Cugowski wielokrotnie zaznaczał, że nie żali się na swój los i cieszy się, że w okresie swojej sławy mógł odłożyć nieco pieniędzy. W rozmowie z magazynem “Na żywo” mówił, że “nie jest kompletnym szaleńcem” i, że nie chciałby, aby jego dzieci musiały go utrzymywać.
Obecnie emerytura wokalisty może wynosić niecałe 2 tysiące złotych.
Emerytury gwiazd od lat są źródłem wielu kontrowersji. Piosenkarze czy aktorzy coraz częściej przestają ukrywać, że mieliby kłopot z utrzymaniem się wyłącznie ze świadczenia z ZUS-u.
W ostatnim czasie o niskiej emeryturze mówiła także Maryla Rodowicz, legenda polskiej sceny muzycznej.

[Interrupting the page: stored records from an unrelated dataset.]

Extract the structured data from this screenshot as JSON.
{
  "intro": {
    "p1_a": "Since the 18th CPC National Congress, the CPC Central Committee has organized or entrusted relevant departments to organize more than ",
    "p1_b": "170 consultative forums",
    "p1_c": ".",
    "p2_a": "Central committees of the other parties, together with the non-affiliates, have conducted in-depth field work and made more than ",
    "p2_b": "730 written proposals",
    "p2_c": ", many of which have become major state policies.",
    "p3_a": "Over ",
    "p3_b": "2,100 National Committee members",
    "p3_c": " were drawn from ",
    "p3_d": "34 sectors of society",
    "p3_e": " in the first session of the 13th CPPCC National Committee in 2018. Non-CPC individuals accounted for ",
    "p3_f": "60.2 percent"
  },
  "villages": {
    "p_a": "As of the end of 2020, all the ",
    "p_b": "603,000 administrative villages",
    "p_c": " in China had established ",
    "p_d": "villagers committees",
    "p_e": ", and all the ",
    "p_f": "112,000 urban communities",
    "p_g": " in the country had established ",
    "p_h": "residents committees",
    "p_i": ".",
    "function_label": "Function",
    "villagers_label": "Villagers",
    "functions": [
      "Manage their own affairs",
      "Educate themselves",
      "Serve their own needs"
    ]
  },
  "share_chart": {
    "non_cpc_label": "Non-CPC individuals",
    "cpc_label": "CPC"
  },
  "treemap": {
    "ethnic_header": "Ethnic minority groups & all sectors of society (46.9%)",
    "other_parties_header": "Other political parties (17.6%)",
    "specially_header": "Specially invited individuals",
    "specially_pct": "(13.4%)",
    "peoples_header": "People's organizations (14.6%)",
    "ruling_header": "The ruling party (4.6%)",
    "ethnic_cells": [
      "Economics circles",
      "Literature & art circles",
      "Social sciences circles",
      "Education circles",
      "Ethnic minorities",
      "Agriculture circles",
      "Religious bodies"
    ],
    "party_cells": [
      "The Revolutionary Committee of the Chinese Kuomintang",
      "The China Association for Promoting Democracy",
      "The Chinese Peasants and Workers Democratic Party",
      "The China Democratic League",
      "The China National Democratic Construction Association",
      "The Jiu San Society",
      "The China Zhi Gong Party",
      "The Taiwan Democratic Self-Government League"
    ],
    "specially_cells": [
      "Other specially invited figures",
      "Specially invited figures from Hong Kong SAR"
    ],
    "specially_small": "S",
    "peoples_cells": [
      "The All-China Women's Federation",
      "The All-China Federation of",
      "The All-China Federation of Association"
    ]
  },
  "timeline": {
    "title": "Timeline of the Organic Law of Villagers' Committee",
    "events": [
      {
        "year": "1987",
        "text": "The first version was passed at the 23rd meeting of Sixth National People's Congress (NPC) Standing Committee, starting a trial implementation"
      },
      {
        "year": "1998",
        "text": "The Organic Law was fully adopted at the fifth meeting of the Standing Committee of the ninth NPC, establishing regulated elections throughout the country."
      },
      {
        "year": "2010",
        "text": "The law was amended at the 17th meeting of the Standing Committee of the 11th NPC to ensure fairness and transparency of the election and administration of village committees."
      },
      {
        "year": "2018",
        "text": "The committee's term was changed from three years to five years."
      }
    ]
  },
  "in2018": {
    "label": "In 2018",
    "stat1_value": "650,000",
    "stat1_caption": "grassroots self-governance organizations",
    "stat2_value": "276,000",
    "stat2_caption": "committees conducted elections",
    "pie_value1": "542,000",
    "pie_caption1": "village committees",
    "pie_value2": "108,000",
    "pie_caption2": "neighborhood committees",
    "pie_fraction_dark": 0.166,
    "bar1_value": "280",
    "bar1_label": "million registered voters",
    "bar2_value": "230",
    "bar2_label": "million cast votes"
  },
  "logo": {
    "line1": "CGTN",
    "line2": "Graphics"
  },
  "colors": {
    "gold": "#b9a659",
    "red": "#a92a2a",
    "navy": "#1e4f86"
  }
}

Mimo tego, iż ma znaczący staż pracy i wiele osiągnieć na swoim koncie, to jej emerytura, podobnie jak w przypadku Krzysztofa Cugowskiego, wynosi około 2 tysięcy złotych.
Sposób na niskie emerytury, wynikające m.in. z pracy na umowach cywilno-prawnych, od których odprowadzane były niskie składki, znalazł Zenek Martyniuk. Dwa lata temu zapobiegliwy król disco-polo wyznał, że regularnie opłaca składkę w wysokości 4 tysiące złotych miesięcznie. Dzięki tej wpłacie, gwarantuje sobie świadczenie emerytalne w wysokości około 5 tysięcy złotych.